結び方は比較的簡単で、1度結ぶと固く締まるので強く引っ張られるテントやタープのガイロープにも安心して使えます。
本結びの結び方
2本を重ねて一回巻き付けます。
端をクロスさせます。
元ロープ側が上に重ねっている方を先端側でも上に重ねてクロスさせてください。
Bの先端をロープAの下から巻き付けます。
両端を左右に引いて完成です。
ガイロープ使用時の注意点
ガイロープは、キャンプをするには必ず必要となるアイテムです。
ガイロープの耐久性が悪い場合、ロープが切れてタープが倒れてしまうことがあります。
テントにロープをつけることでフライシートが、ピンと張れてきれいに見えます。
見た目だけの問題ではなく、たるみやしわがあるとインナーとフライシートの間に隙間ができず、結露しやすくなったり、雨漏りしやすくなるなど不具合が発生します。
ガイロープのつまずきや引っ掛かり防止
夜になると、ロープが見えづらくなり足を引っ掛けてしまった経験がある方も多いと思います。
ガイロープのつますきは色や蓄光・アイテムで防止することができますよ。
夜間でも見えやすい蛍光色を選ぶのも良いですが、反射素材が一緒に編み込まれていたり、蓄光素材が含まれているとより目立ちやすくなります。
素材に何が使われているかを確認してみましょう。
キャンプ場での転倒は重大事故につながることもありますので、ガイロープは見た目のかっこよさだけでなく、安全性も重視して選ぶのがおすすめです。
ガイロープが緩む・滑る原因
ロープに合わない自在金具を使ったり、滑りやすい素材のものを使うと、ガイロープが緩む原因となります。
自在金具の穴の大きさに対しロープが細すぎればテンションがかかりませんし、ロープが太すぎれば調整がしづらく、変な箇所でテンションがかかってしまい非常に扱いづらくなります。自在金具の穴の大きさが使用するロープの太さに合っているか確認しましょう。

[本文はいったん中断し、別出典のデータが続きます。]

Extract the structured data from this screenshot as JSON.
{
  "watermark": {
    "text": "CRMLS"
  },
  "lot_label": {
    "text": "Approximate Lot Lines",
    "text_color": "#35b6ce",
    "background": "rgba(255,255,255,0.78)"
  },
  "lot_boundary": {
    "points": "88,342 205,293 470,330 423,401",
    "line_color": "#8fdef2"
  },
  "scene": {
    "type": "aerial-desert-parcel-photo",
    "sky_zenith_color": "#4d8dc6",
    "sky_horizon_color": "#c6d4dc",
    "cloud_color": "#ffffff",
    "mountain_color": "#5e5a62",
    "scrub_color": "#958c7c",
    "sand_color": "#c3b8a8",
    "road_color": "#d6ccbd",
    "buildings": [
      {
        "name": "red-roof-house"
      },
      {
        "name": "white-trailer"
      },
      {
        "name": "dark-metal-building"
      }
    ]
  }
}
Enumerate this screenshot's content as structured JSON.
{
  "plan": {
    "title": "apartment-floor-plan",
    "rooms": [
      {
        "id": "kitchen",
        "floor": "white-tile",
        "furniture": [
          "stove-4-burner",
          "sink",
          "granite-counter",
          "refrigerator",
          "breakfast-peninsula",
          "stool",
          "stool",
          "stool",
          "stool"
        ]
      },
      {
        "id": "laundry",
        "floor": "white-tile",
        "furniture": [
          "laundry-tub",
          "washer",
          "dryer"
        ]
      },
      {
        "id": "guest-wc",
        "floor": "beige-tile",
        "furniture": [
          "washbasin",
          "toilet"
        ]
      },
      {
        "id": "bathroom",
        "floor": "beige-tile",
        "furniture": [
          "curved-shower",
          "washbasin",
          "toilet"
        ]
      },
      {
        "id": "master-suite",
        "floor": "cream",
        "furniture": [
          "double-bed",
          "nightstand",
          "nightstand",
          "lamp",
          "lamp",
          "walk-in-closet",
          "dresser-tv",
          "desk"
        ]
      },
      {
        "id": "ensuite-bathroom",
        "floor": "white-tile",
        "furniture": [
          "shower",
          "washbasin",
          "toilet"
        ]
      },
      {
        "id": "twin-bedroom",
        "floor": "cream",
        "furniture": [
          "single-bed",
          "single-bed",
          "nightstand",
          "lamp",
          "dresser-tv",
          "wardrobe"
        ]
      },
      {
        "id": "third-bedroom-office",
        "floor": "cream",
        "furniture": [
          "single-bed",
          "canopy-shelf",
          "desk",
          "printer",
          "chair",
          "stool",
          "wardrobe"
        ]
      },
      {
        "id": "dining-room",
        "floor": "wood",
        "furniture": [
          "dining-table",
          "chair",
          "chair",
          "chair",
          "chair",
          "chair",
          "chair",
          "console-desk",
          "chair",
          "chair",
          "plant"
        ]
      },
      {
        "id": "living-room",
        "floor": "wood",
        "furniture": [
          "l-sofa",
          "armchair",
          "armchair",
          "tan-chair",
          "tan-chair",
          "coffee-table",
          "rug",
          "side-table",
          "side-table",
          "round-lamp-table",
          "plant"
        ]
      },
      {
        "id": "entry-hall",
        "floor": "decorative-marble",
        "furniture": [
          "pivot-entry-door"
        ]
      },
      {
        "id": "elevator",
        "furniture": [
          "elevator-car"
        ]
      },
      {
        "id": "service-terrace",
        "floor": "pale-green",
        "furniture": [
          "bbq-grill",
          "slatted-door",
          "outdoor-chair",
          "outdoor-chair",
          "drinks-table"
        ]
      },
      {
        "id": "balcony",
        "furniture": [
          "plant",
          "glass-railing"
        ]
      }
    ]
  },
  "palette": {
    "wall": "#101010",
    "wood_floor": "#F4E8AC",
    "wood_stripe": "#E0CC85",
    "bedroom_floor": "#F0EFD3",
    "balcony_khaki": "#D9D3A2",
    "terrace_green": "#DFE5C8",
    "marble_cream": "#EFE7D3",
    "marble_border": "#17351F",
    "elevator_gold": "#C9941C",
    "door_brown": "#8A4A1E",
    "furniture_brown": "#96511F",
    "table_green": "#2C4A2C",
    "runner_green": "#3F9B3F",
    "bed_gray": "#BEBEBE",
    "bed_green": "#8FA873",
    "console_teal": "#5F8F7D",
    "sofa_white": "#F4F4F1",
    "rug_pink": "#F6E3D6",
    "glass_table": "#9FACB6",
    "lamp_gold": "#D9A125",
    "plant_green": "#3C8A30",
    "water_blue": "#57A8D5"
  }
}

また、ガイロープを触った時に表面がツルツルしすぎていると、ロープ同士がうまく絡まず、結び目もすぐに解けてしまいます。特にパラコードは表面が滑りやすいものが多いです。購入前に実際に触って確認できればより安心ですね。
ガイロープの交換時期
ガイロープは使用頻度や状況によって劣化のスピードが変わるので「○回使ったら交換」といった目安がつけづらいですが、常に紫外線や雨風にさらされ、テンションもかかっていているので比較的早く交換時期を迎えることが考えられます。
劣化したロープをそのまま使っていると使用中にちぎれてテントやタープが倒れたりと非常に危険なので、キャンプに行く前には必ず目で確認するようにしましょう。
できるだけロープを長持ちさせる工夫も必要です。
例えば、ペグに引っ掛けている箇所は使用しているペグの素材によっては傷つきやすく、傷のついた部分からロープがほつれてきます。毎回同じ箇所にペグを引っ掛けている場合は、自在金具を使って引っ掛ける箇所の調整をしてみましょう。
また、素材によっても劣化のスピードは異なります。安価ではあるものの、紫外線で劣化しやすいポリプロピレン製と、少し高価ではありますが雨水にも紫外線にも強いポリエステル製を天候などで使い分けると、劣化のスピードを抑えられますよ。
まとめ
付属しているロープを使っていると気にしないような長さや素材などが、実はテントやタープを設営するときには重要になってきます。
使っているガイロープの特徴などを把握しておくと、買い替え時や加工するときにも役立ちますよ。
これからは自分のキャンプサイトや使っているテント・タープに合う、好みのロープを使いこなすのもキャンプの楽しみの1つになりそうですね。